無理をしなくていいのにと思ったけれど、その健気な姿に何も言えずに私はそのまま会議室に向かった。
会議室の中はもうお祭り気分で、全員が笑顔でリオウの周りに集まっていた。
私に気付いたリオウが走ってきて優しく手を握られる
「ありがとうございました。あの魔法があったから僕の軍は被害があまり無く済んだんです」
「いえいえ、リオウもお疲れ様ね。でも本当に紋章の余波がリオウ達に当たらなくて良かったよ」
「当たっていたらお前はクビだったな」
そう言ったシュウに私は、クビって…と苦笑いすると
フッと笑ったシュウはお前のコントロールは素晴らしかった。良くやってくれたと肩を優しく叩かれて思わず唖然としてしまった。
それから直ぐにレオナさんとバーバラさんや非戦闘員の人達が昼から作ってくれていたご馳走が酒場と、庭に置かれたテーブルに並べられて祝いの宴が開かれる事になった。
いつもは闇に包まれている時間なのに外に出れば、色とりどりのランタンに火が灯されて、テーブルにはご馳走が並び皆タルのワインで乾杯している。
歌を歌い踊りを踊っている人も多く、活気と熱気に包まれたまるで異空間の様な幻想的な雰囲気に私は心が弾んだ様に思えた。
ワインをもらった私は上品に肉を食べるシロちゃんの横に座り体を撫でさせて貰っていた。
キニスンにナナミとミリーがワインを呑んで不味いと言っているのを見て笑っていると、ふと奥の道にフリックの青いマントが見えて私はその姿を追いかける
曲がり角に差し掛かった辺りで、聞こえる話し声に何と無く耳をすましてしまった。
「あの…フリックさん。私同じ部隊のエイミーと言います」
「ああ、勿論知ってる。今日はお疲れさんな、それで話って何だ?」
「…私今日セインから昨日の酒場の事聞いて。…私ミューズに居た頃からフリックさんの事好きだったんです。昨日…セツナさんに触るなって怒ったって聞いて」
「…君は俺がセツナの事をどう思ってるのかが聞きたいのか?」
「はい」
「俺は彼女が、好きで愛してるよ」
「…そうですか。分かりました」
私が口に手を当てて声を出さ無い様にしていると、その女の子は走り去っていったのが見えた。

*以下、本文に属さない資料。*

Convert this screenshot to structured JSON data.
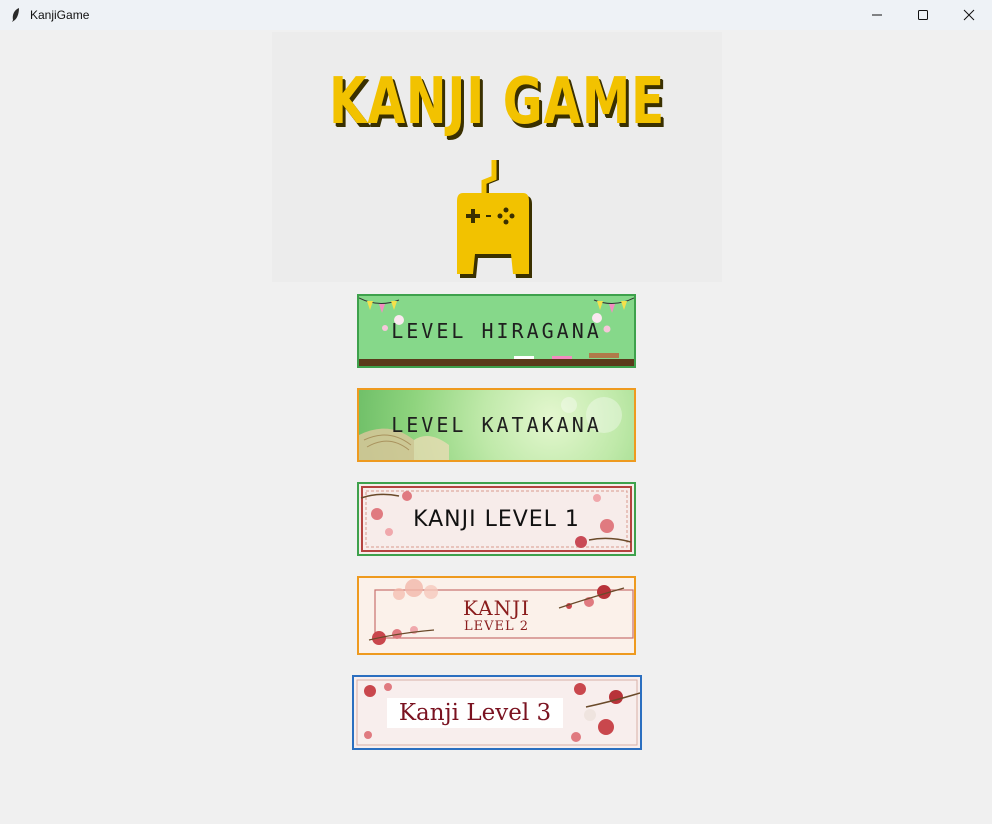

その姿を目で追っているとガバリと急に肩を抱かれて慌てて振り向く。そこにはニヤニヤしたビクトールが良かったなぁセツナと笑っていた。
「なんだビクトールか、ビックリした」
座り込んだ私の隣にビクトールも座り、冷えたビールを渡して来た。礼を言って受け取るとビクトールは自分のグラスに口を付ける
「…昨日よ、悪いんだが途中で起きて話聞いちまってよ。」
「…何の話?」
「夜中に目覚めたら、珍しくフリックが泣いてるから寝れなくなっちまって。」
「…ああ。あの時だね」
「フリックが…お前が寂しいのなら俺も吸血鬼になってもいいって言った時の言葉があれから離れなくてな…。お前の事をそこまで愛してるのかって」
「…ビクトール?どうしたの…泣いてるの?」
オデッサは死にました。そう言われた時のアイツの顔がまだ頭に残っていて。悲しむ時間も無くすぐに戦いに出たアイツはそれからずっと夜になると月を見て何かを考えていた。
三年半、ずっと辛かったんだろうよ
最近のアイツはお前を見て笑ったり泣いたり怒ったりして夜はお前が抱きしめてやってる。
俺は本当に安心したんだ。そう言ってビクトールが静かに溢した涙が月に照らされて何だか綺麗だなって思った。
「だからよ、お前は絶対ずっと生きててくれよ。」
俺とも約束してくれと小指を出して来たビクトールに私は微笑んで小指を出した。
話す事に夢中になっていて勘の良いビクトールが、影からその話を聞いて目を真っ赤にしているフリックがいる事に気がつかないのを私は知らないフリをした。
お前のおかげで吸血鬼がそんなに嫌じゃなくなりそうだと言ったビクトールに私は彼に会えて本当に良かったと月を見ながら思った。